Она провела пальцем по засохшему оранжевому бугру краски. Он был шершавым, настоящим.
“Жди меня”, – мысленно прошептала она, обращаясь не к Максу, и даже не к Риму, а к тому, чьего лица она еще толком не знала, но чью душу уже чувствовала как свою собственную. – “Я еду”.
***
Прошла неделя. Неделя странной, наэлектризованной тишины, похожей на затишье в эпицентре урагана. Макс, оправившись от первоначального шока, включил свой обычный режим – режим решения проблем. Он классифицировал “инцидент” Николь как острое нервное истощение и с головой ушел в разработку “проекта реабилитации”. Вечерами он с энтузиазмом планировщика военных операций составлял их римский маршрут. На огромном обеденном столе, который обычно пустовал, теперь лежали развернутые карты Рима, толстые путеводители Dorling Kindersley, распечатки с расписанием работы музеев.
– Смотри, Ник, – говорил он, водя пальцем по карте, – я составил оптимальный логистический план. Утром первого дня – Форум и Колизей, билеты я уже забронировал онлайн, чтобы избежать этих варварских очередей. Потом обед в этом ресторане, – он ткнул пальцем в название с тремя значками вилок, – у него блестящие отзывы по части чистоты и обслуживания. После обеда – Капитолийский холм.
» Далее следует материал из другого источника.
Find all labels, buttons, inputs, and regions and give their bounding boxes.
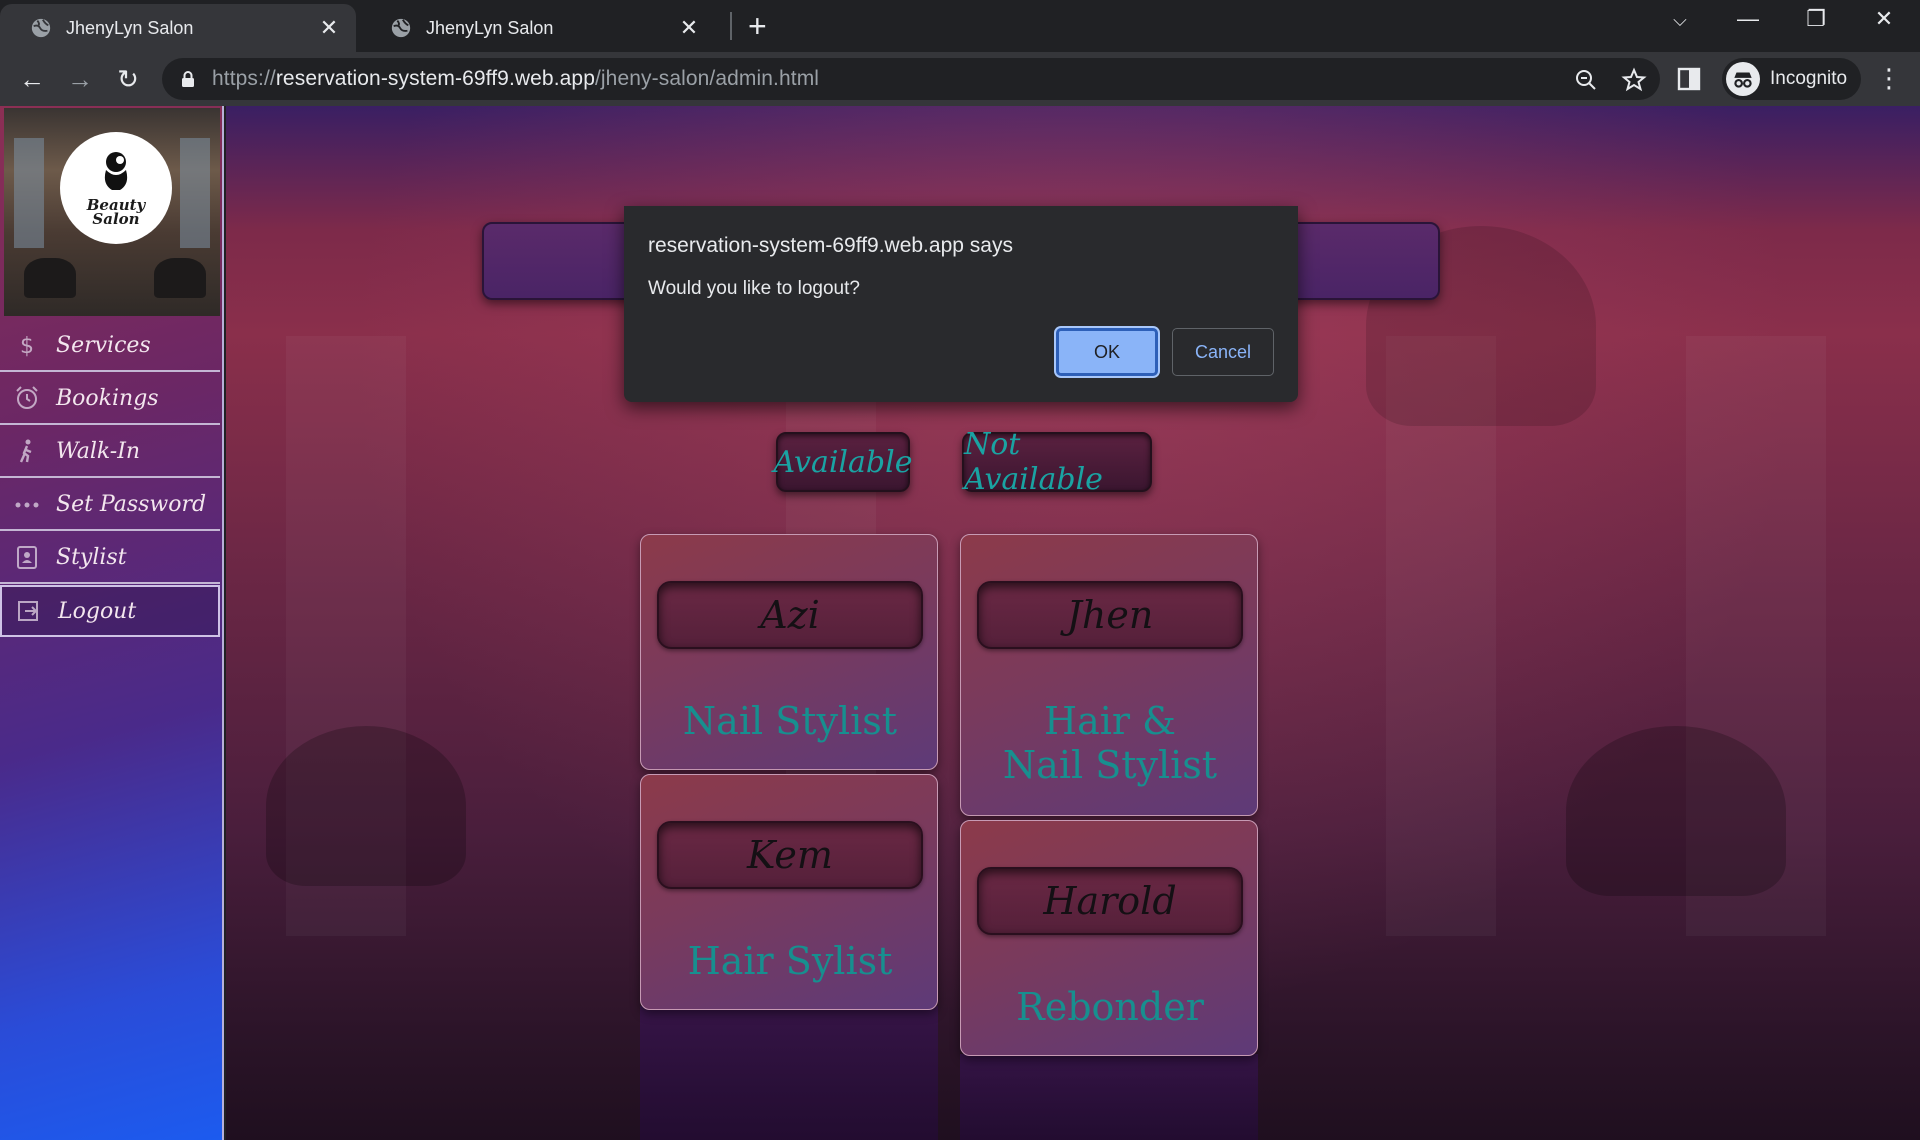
stylist-role: Hair Sylist	[687, 939, 893, 983]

Всё в пешей доступности, минимум контактов с хаотичной городской средой.
Он превращал Рим, город страстей, крови и вечности, в очередной архитектурный объект, пытаясь уложить его живой, дышащий хаос в прокрустово ложе своего расписания. Он говорил о системе, об эффективности, о правильном тайм – менеджменте. Он пытался построить в Риме такую же стерильную клетку, какую построил для неё в Петербурге.
Николь слушала его вполуха, смотрела на расчерченные им маршруты и видела лишь схемы эвакуации из собственной души. Она кивала, соглашалась, иногда даже задавала уточняющие вопросы, чтобы поддержать иллюзию своей вовлеченности. Она позволила ему играть в эту игру, потому что знала – реальность будет другой. Рим сломает все его планы. Она в это верила. Пока он чертил свои маршруты на глянцевой бумаге, она прокладывала свои, тайные и невидимые, в глубине души. Её Рим был не на страницах путеводителя. Он был в хриплом речитативе Ultimo, в шумных сценах из фильмов, в фотографиях незнакомых людей, пьющих вино прямо на ступенях фонтанов.
Её картина так и стояла в гостиной, как немой укор всему этому упорядоченному миру. Макс обходил её стороной, его взгляд скользил мимо, словно это было слепое пятно. Он ни разу не прокомментировал её, не предложил убрать или перевесить. Он сделал вид, что её не существует. Для него это был симптом болезни, временное помутнение, которое исчезнет, как только “пациент” получит свою дозу упорядоченной культурной терапии. Но для Николь картина стала её точкой опоры. Её личным флагом, водруженным на крошечной, но отвоеванной территории.